Not a full answer to your question (I suppose) but I hope that the following function can help.

template <typename I>
bool scan_n_zeros (I iVal, std::size_t num)
 {
   while ( --num )
      iVal |= ((iVal << 1) | I{1});

   return iVal != I(-1);
 }

It return (if I've written it correctly) true if (not where) there are at least num consecutive zero bit in iVal.
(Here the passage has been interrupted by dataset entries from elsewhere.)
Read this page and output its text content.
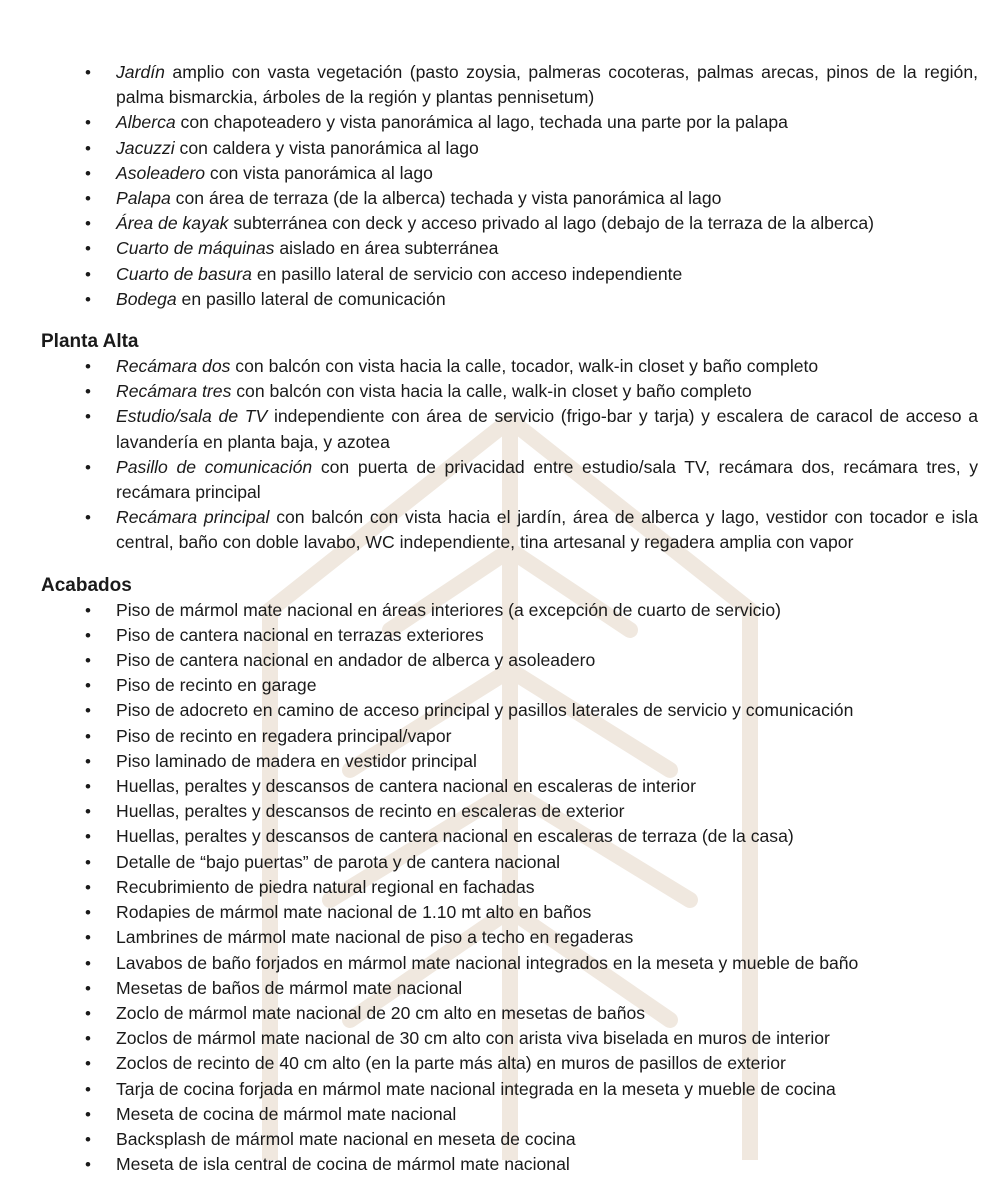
• Jardín amplio con vasta vegetación (pasto zoysia, palmeras cocoteras, palmas arecas, pinos de la región, palma bismarckia, árboles de la región y plantas pennisetum)
• Alberca con chapoteadero y vista panorámica al lago, techada una parte por la palapa
• Jacuzzi con caldera y vista panorámica al lago
• Asoleadero con vista panorámica al lago
• Palapa con área de terraza (de la alberca) techada y vista panorámica al lago
• Área de kayak subterránea con deck y acceso privado al lago (debajo de la terraza de la alberca)
• Cuarto de máquinas aislado en área subterránea
• Cuarto de basura en pasillo lateral de servicio con acceso independiente
• Bodega en pasillo lateral de comunicación
Planta Alta
• Recámara dos con balcón con vista hacia la calle, tocador, walk-in closet y baño completo
• Recámara tres con balcón con vista hacia la calle, walk-in closet y baño completo
• Estudio/sala de TV independiente con área de servicio (frigo-bar y tarja) y escalera de caracol de acceso a lavandería en planta baja, y azotea
• Pasillo de comunicación con puerta de privacidad entre estudio/sala TV, recámara dos, recámara tres, y recámara principal
• Recámara principal con balcón con vista hacia el jardín, área de alberca y lago, vestidor con tocador e isla central, baño con doble lavabo, WC independiente, tina artesanal y regadera amplia con vapor
Acabados
• Piso de mármol mate nacional en áreas interiores (a excepción de cuarto de servicio)
• Piso de cantera nacional en terrazas exteriores
• Piso de cantera nacional en andador de alberca y asoleadero
• Piso de recinto en garage
• Piso de adocreto en camino de acceso principal y pasillos laterales de servicio y comunicación
• Piso de recinto en regadera principal/vapor
• Piso laminado de madera en vestidor principal
• Huellas, peraltes y descansos de cantera nacional en escaleras de interior
• Huellas, peraltes y descansos de recinto en escaleras de exterior
• Huellas, peraltes y descansos de cantera nacional en escaleras de terraza (de la casa)
• Detalle de “bajo puertas” de parota y de cantera nacional
• Recubrimiento de piedra natural regional en fachadas
• Rodapies de mármol mate nacional de 1.10 mt alto en baños
• Lambrines de mármol mate nacional de piso a techo en regaderas
• Lavabos de baño forjados en mármol mate nacional integrados en la meseta y mueble de baño
• Mesetas de baños de mármol mate nacional
• Zoclo de mármol mate nacional de 20 cm alto en mesetas de baños
• Zoclos de mármol mate nacional de 30 cm alto con arista viva biselada en muros de interior
• Zoclos de recinto de 40 cm alto (en la parte más alta) en muros de pasillos de exterior
• Tarja de cocina forjada en mármol mate nacional integrada en la meseta y mueble de cocina
• Meseta de cocina de mármol mate nacional
• Backsplash de mármol mate nacional en meseta de cocina
• Meseta de isla central de cocina de mármol mate nacional
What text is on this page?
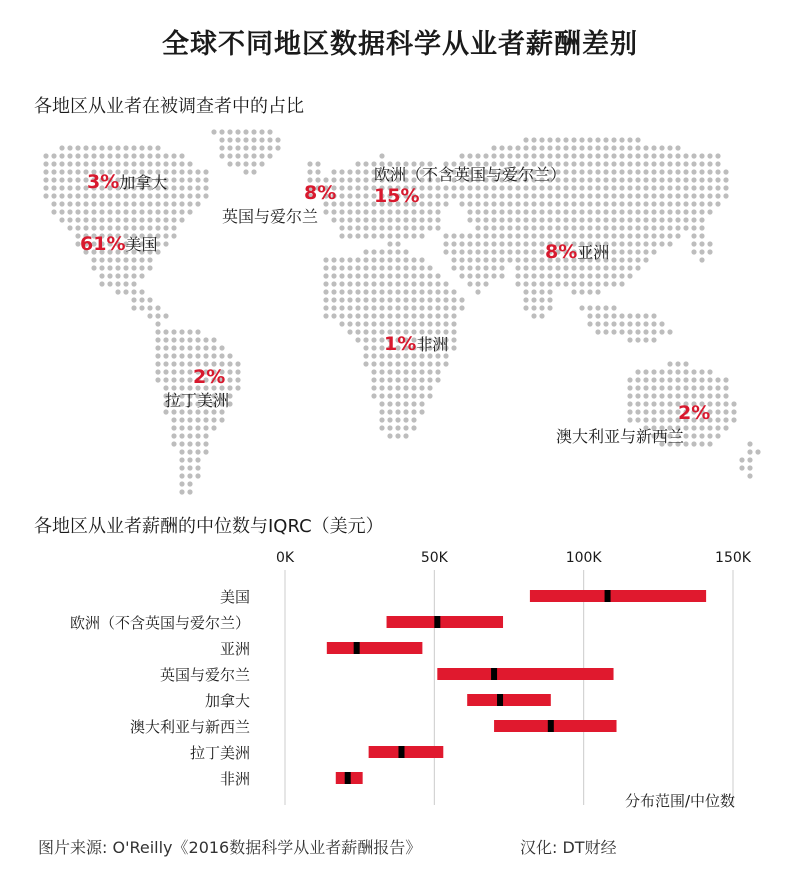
全球不同地区数据科学从业者薪酬差别
各地区从业者在被调查者中的占比
3%加拿大
61%美国
8%
英国与爱尔兰
欧洲（不含英国与爱尔兰）
15%
8%亚洲
1%非洲
2%
拉丁美洲
2%
澳大利亚与新西兰
各地区从业者薪酬的中位数与IQRC（美元）
0K	50K	100K	150K
美国
欧洲（不含英国与爱尔兰）
亚洲
英国与爱尔兰
加拿大
澳大利亚与新西兰
拉丁美洲
非洲
分布范围/中位数
图片来源: O'Reilly《2016数据科学从业者薪酬报告》	汉化: DT财经
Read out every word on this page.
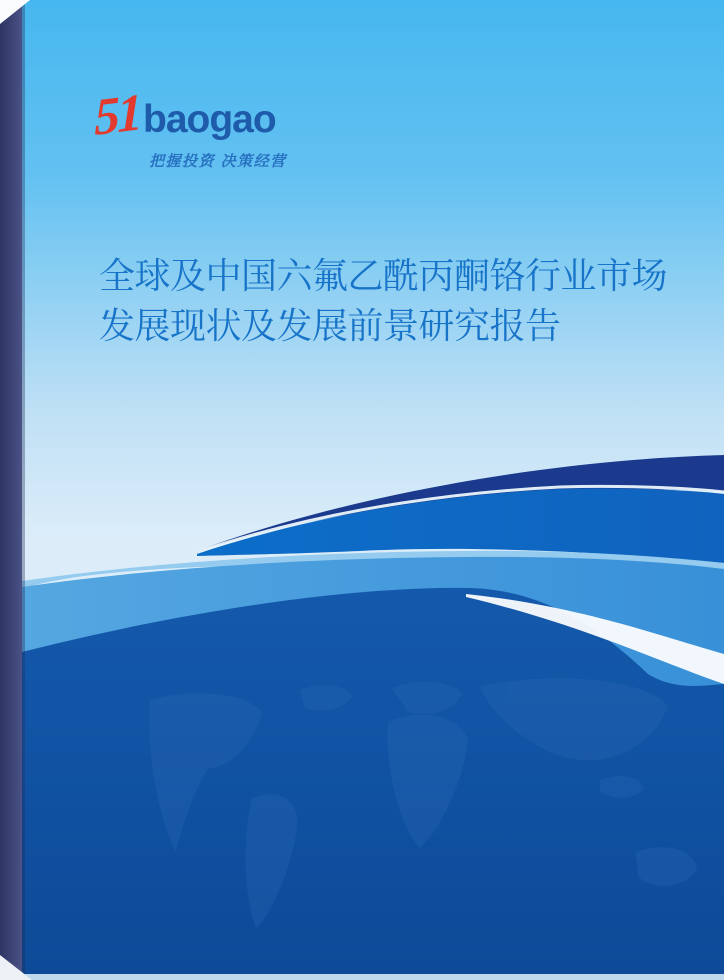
51 baogao
把握投资 决策经营
全球及中国六氟乙酰丙酮铬行业市场
发展现状及发展前景研究报告
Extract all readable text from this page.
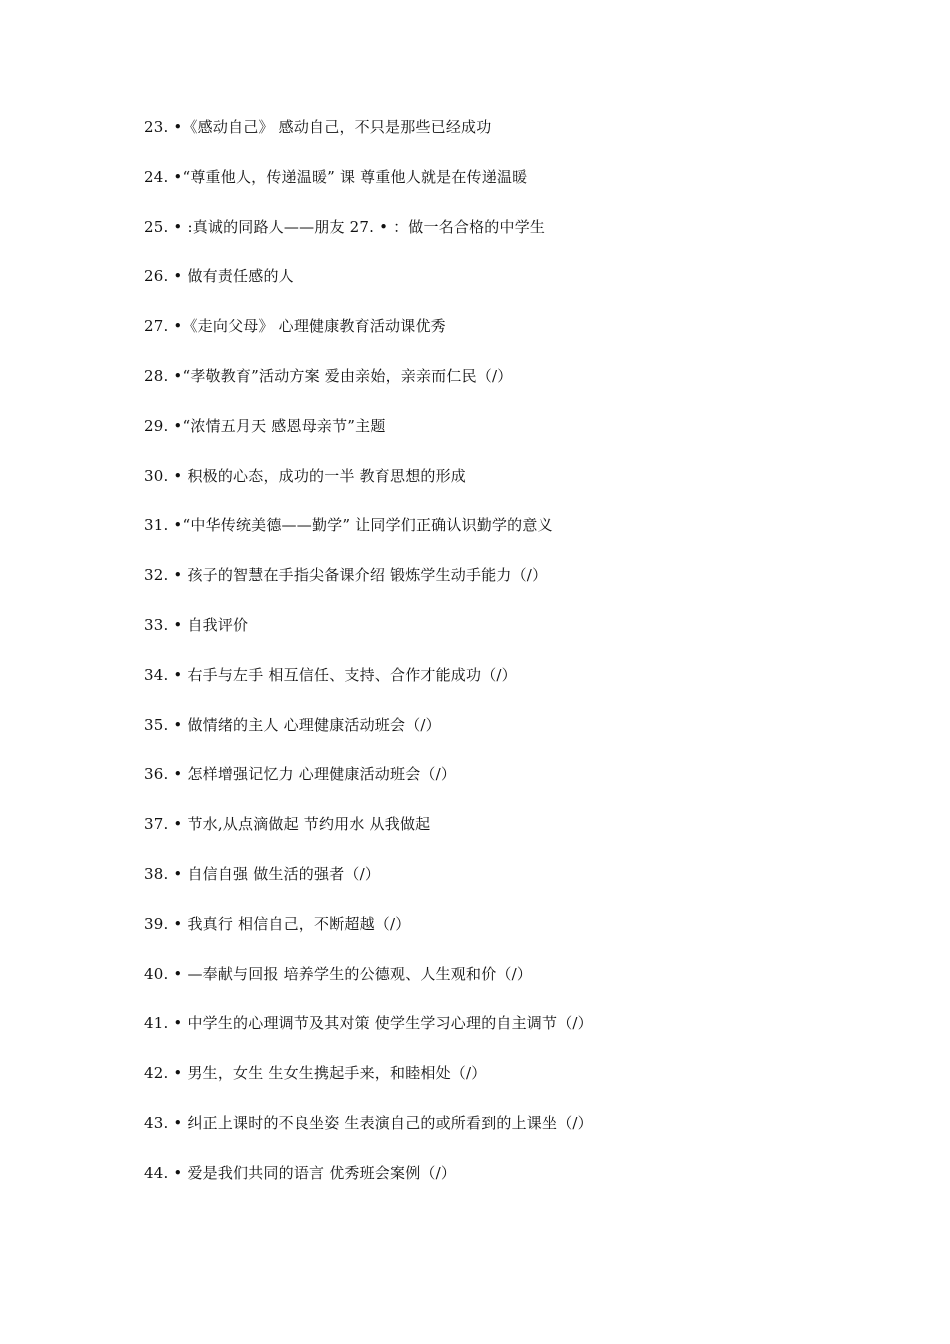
23. •《感动自己》 感动自己，不只是那些已经成功
24. •“尊重他人，传递温暖” 课 尊重他人就是在传递温暖
25. • :真诚的同路人——朋友 27. • ：做一名合格的中学生
26. • 做有责任感的人
27. •《走向父母》 心理健康教育活动课优秀
28. •“孝敬教育”活动方案 爱由亲始，亲亲而仁民（/）
29. •“浓情五月天 感恩母亲节”主题
30. • 积极的心态，成功的一半 教育思想的形成
31. •“中华传统美德——勤学” 让同学们正确认识勤学的意义
32. • 孩子的智慧在手指尖备课介绍 锻炼学生动手能力（/）
33. • 自我评价
34. • 右手与左手 相互信任、支持、合作才能成功（/）
35. • 做情绪的主人 心理健康活动班会（/）
36. • 怎样增强记忆力 心理健康活动班会（/）
37. • 节水,从点滴做起 节约用水 从我做起
38. • 自信自强 做生活的强者（/）
39. • 我真行 相信自己，不断超越（/）
40. • —奉献与回报 培养学生的公德观、人生观和价（/）
41. • 中学生的心理调节及其对策 使学生学习心理的自主调节（/）
42. • 男生，女生 生女生携起手来，和睦相处（/）
43. • 纠正上课时的不良坐姿 生表演自己的或所看到的上课坐（/）
44. • 爱是我们共同的语言 优秀班会案例（/）
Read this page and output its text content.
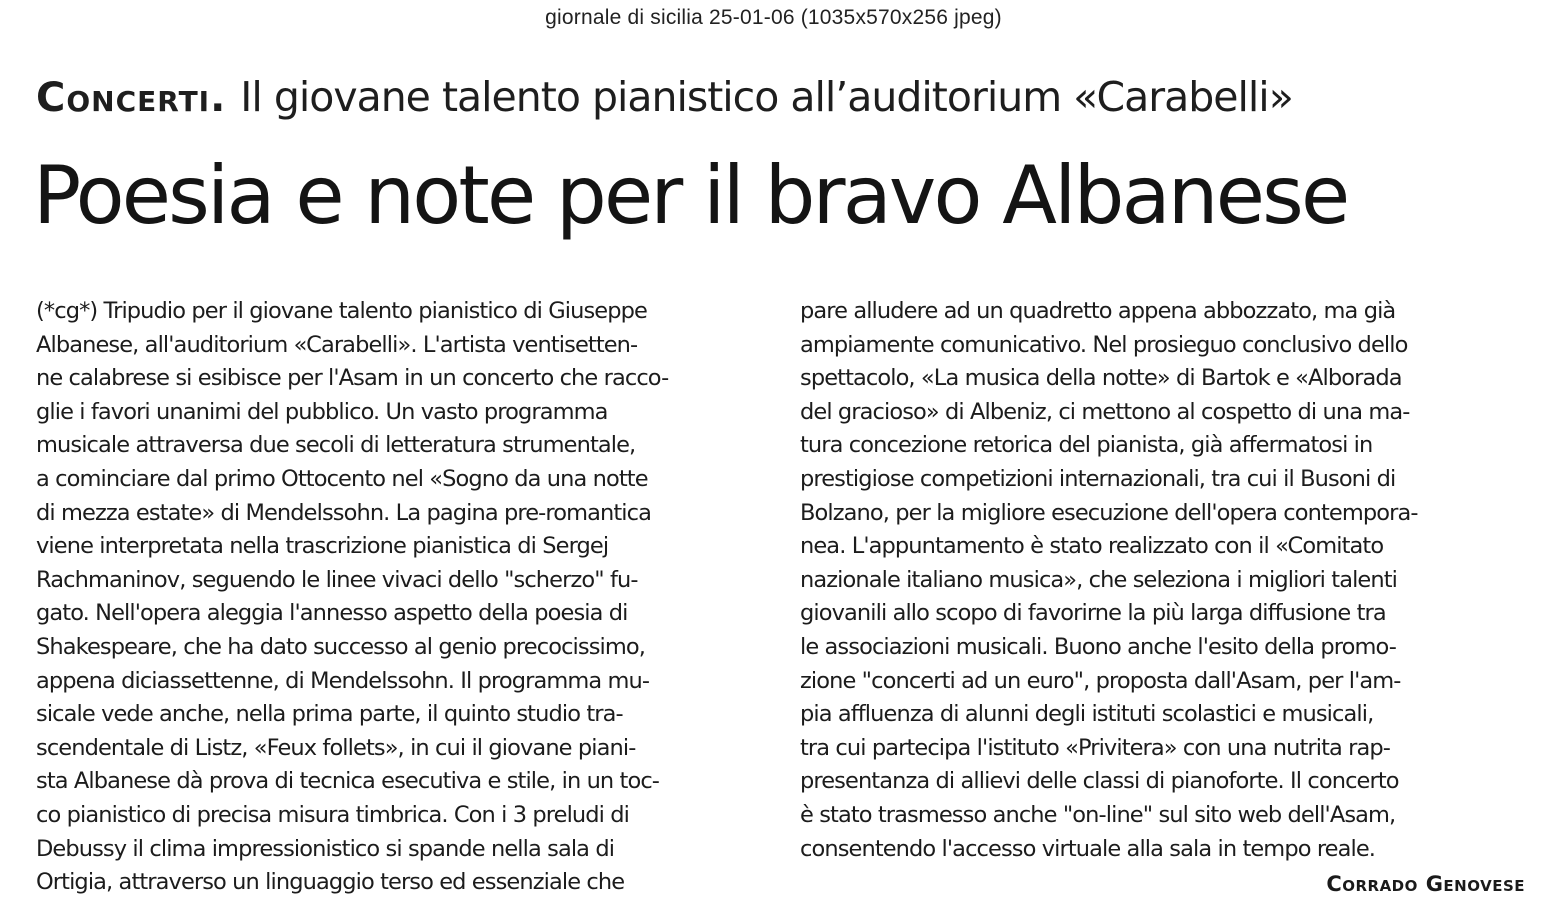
giornale di sicilia 25-01-06 (1035x570x256 jpeg)
Concerti. Il giovane talento pianistico all’auditorium «Carabelli»
Poesia e note per il bravo Albanese
(*cg*) Tripudio per il giovane talento pianistico di Giuseppe
Albanese, all'auditorium «Carabelli». L'artista ventisetten-
ne calabrese si esibisce per l'Asam in un concerto che racco-
glie i favori unanimi del pubblico. Un vasto programma
musicale attraversa due secoli di letteratura strumentale,
a cominciare dal primo Ottocento nel «Sogno da una notte
di mezza estate» di Mendelssohn. La pagina pre-romantica
viene interpretata nella trascrizione pianistica di Sergej
Rachmaninov, seguendo le linee vivaci dello "scherzo" fu-
gato. Nell'opera aleggia l'annesso aspetto della poesia di
Shakespeare, che ha dato successo al genio precocissimo,
appena diciassettenne, di Mendelssohn. Il programma mu-
sicale vede anche, nella prima parte, il quinto studio tra-
scendentale di Listz, «Feux follets», in cui il giovane piani-
sta Albanese dà prova di tecnica esecutiva e stile, in un toc-
co pianistico di precisa misura timbrica. Con i 3 preludi di
Debussy il clima impressionistico si spande nella sala di
Ortigia, attraverso un linguaggio terso ed essenziale che
pare alludere ad un quadretto appena abbozzato, ma già
ampiamente comunicativo. Nel prosieguo conclusivo dello
spettacolo, «La musica della notte» di Bartok e «Alborada
del gracioso» di Albeniz, ci mettono al cospetto di una ma-
tura concezione retorica del pianista, già affermatosi in
prestigiose competizioni internazionali, tra cui il Busoni di
Bolzano, per la migliore esecuzione dell'opera contempora-
nea. L'appuntamento è stato realizzato con il «Comitato
nazionale italiano musica», che seleziona i migliori talenti
giovanili allo scopo di favorirne la più larga diffusione tra
le associazioni musicali. Buono anche l'esito della promo-
zione "concerti ad un euro", proposta dall'Asam, per l'am-
pia affluenza di alunni degli istituti scolastici e musicali,
tra cui partecipa l'istituto «Privitera» con una nutrita rap-
presentanza di allievi delle classi di pianoforte. Il concerto
è stato trasmesso anche "on-line" sul sito web dell'Asam,
consentendo l'accesso virtuale alla sala in tempo reale.
Corrado Genovese
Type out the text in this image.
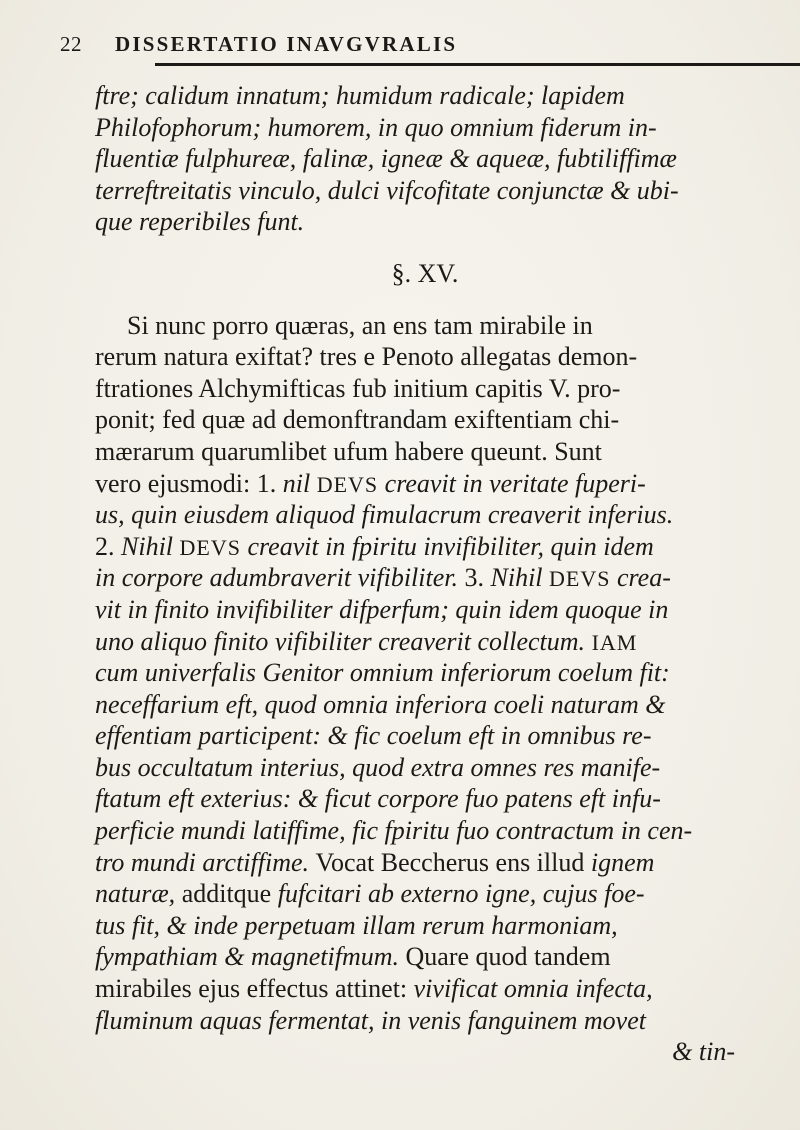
22 DISSERTATIO INAVGVRALIS
ftre; calidum innatum; humidum radicale; lapidem
Philofophorum; humorem, in quo omnium fiderum in-
fluentiæ fulphureæ, falinæ, igneæ & aqueæ, fubtiliffimæ
terreftreitatis vinculo, dulci vifcofitate conjunctæ & ubi-
que reperibiles funt.
§. XV.
Si nunc porro quæras, an ens tam mirabile in
rerum natura exiftat? tres e Penoto allegatas demon-
ftrationes Alchymifticas fub initium capitis V. pro-
ponit; fed quæ ad demonftrandam exiftentiam chi-
mærarum quarumlibet ufum habere queunt. Sunt
vero ejusmodi: 1. nil DEVS creavit in veritate fuperi-
us, quin eiusdem aliquod fimulacrum creaverit inferius.
2. Nihil DEVS creavit in fpiritu invifibiliter, quin idem
in corpore adumbraverit vifibiliter. 3. Nihil DEVS crea-
vit in finito invifibiliter difperfum; quin idem quoque in
uno aliquo finito vifibiliter creaverit collectum. IAM
cum univerfalis Genitor omnium inferiorum coelum fit:
neceffarium eft, quod omnia inferiora coeli naturam &
effentiam participent: & fic coelum eft in omnibus re-
bus occultatum interius, quod extra omnes res manife-
ftatum eft exterius: & ficut corpore fuo patens eft infu-
perficie mundi latiffime, fic fpiritu fuo contractum in cen-
tro mundi arctiffime. Vocat Beccherus ens illud ignem
naturæ, additque fufcitari ab externo igne, cujus foe-
tus fit, & inde perpetuam illam rerum harmoniam,
fympathiam & magnetifmum. Quare quod tandem
mirabiles ejus effectus attinet: vivificat omnia infecta,
fluminum aquas fermentat, in venis fanguinem movet
& tin-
The following is a full working example when T is uint8_t

#include <iostream>

template <typename I>
bool scan_n_zeros (I iVal, std::size_t num)
 {
   while ( --num )
      iVal |= ((iVal << 1) | I{1});

   return iVal != I(-1);
 }

int main()
 {
   uint8_t  u0 { 0b00100100 };
   uint8_t  u1 { 0b00001111 };
   uint8_t  u2 { 0b10000111 };
   uint8_t  u3 { 0b11000011 };
   uint8_t  u4 { 0b11100001 };
   uint8_t  u5 { 0b11110000 };

   std::cout << scan_n_zeros(u0, 2U) << std::endl; // print 1
   std::cout << scan_n_zeros(u0, 3U) << std::endl; // print 0
   std::cout << scan_n_zeros(u1, 4U) << std::endl; // print 1
   std::cout << scan_n_zeros(u1, 5U) << std::endl; // print 0
   std::cout << scan_n_zeros(u2, 4U) << std::endl; // print 1
   std::cout << scan_n_zeros(u2, 5U) << std::endl; // print 0
   std::cout << scan_n_zeros(u3, 4U) << std::endl; // print 1
   std::cout << scan_n_zeros(u3, 5U) << std::endl; // print 0
   std::cout << scan_n_zeros(u4, 4U) << std::endl; // print 1
   std::cout << scan_n_zeros(u4, 5U) << std::endl; // print 0
   std::cout << scan_n_zeros(u5, 4U) << std::endl; // print 1
   std::cout << scan_n_zeros(u5, 5U) << std::endl; // print 0
 }

Answer 2

To scan for one empty page, you could loop through the bit array one full byte at a time and check if it is smaller than 255. If it is smaller, there is at least one zero bit. Even better would be to scan 32 or 64 bit (unsigned ints) at a time, and then narrow the search inside the uint.

To optimize a bit, you could keep track of the first byte with a zero bit (and update that position when freeing a page). This could give a false positive once you allocate that free page, but at least the next time the scan can start there instead of at the beginning.

A scan for multiple pages could be optimized if you're willing to align larger blocks on a power of 2 (depending on your data structures). For example, to allocate 8 pages, you would only scan for a full byte being zero:

1 page: scan for any zero bit (up to 64 bits at a time)
2 pages: scan for 2 zero bits at bit position 0,2,4,6
3-4 pages: scan for zero nibble (for 3 pages, the fourth would be available for 1 page then)
5-8 pages: scan for an empty byte

for each of the above, you could first scan 64 bits at a time.

This way, you don't have to worry about (or check) overlapping zero ranges at byte/uint32/uint64 boundaries.

For each type a starting position with the first free block could be kept/updated.